Plus étonnant tout de même dans ce renversement métaphorique complet, Prince ne se contente pas d’assimiler la femme à une voiture, il va jusqu’à introduire une nouvelle image qui compare le clitoris à un moteur ou à un élément mécanique.
I’m gonna try to tame your little red love machine (I’m gonna try to tame your little red love machine)

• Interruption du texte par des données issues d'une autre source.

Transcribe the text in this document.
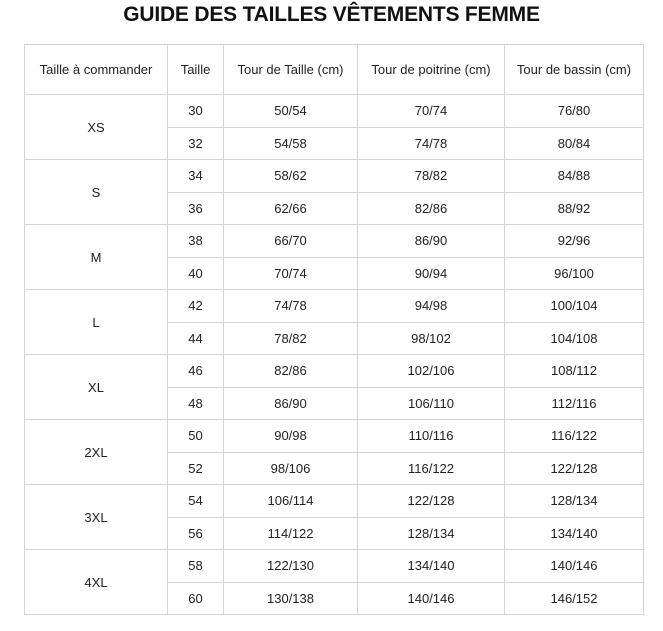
GUIDE DES TAILLES VÊTEMENTS FEMME
Taille à commander	Taille	Tour de Taille (cm)	Tour de poitrine (cm)	Tour de bassin (cm)
XS	30	50/54	70/74	76/80
	32	54/58	74/78	80/84
S	34	58/62	78/82	84/88
	36	62/66	82/86	88/92
M	38	66/70	86/90	92/96
	40	70/74	90/94	96/100
L	42	74/78	94/98	100/104
	44	78/82	98/102	104/108
XL	46	82/86	102/106	108/112
	48	86/90	106/110	112/116
2XL	50	90/98	110/116	116/122
	52	98/106	116/122	122/128
3XL	54	106/114	122/128	128/134
	56	114/122	128/134	134/140
4XL	58	122/130	134/140	140/146
	60	130/138	140/146	146/152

L’association se fait naturellement par le partage de l’adjectif rouge et l’identification de cette love machine et de la Corvette. C’est du bel ouvrage et d’une audace folle. Little Red Corvette peut s’assimiler alors qu’elle décrit une baise du point de vue du mec à une chanson féministe où le plaisir féminin (clitoridien et non domestiqué) emporte et dévaste la perspective réductrice et ignorante de l’homme. L’homme est un fêtu de paille, la femme une tigresse que l’homme doit protéger contre une forme de burn-out sexuel ou de combustion spontanée immorale. On croirait une vision droit sortie du Moyen-Age ou de l’ère victorienne.

 La véritable histoire de Little Red Corvette

 Plus prosaïquement, la véritable histoire de Little Red Corvette renvoie à quelque chose de beaucoup plus simple. Prince se serait endormi dans la Edsel rose de sa collaboratrice et pianiste Lisa Coleman en rentrant d’une session. C’est là qu’il aurait eu l’idée de la chanson. La Edsel est une voiture confortable lancée par Ford à la fin des années 60 et dont la commercialisation fut un four retentissant. Les modèles s’arrachent depuis par les collectionneurs. L’histoire veut que Prince ait ainsi identifié la pianiste à son véhicule et qu’il ait écrit le texte par bribes alors qu’il émergeait du sommeil, au cours de siestes et de rêves multiples.
Ce conte est probablement véridique et n’enlève rien à ce qu’on a dit avant. Lisa Coleman a longtemps été associée autour de Prince à sa compagne Wendy Melvoin, les deux femmes quittant The Revolution en 1986, juste après l’enregistrement de Parade pour évoluer en duo. Il n’est pas exclu du reste que la scène de Little Red Corvette puisse se lire comme une scène d’amour lesbien. Cette hypothèse n’a toutefois pas la faveur des exégètes.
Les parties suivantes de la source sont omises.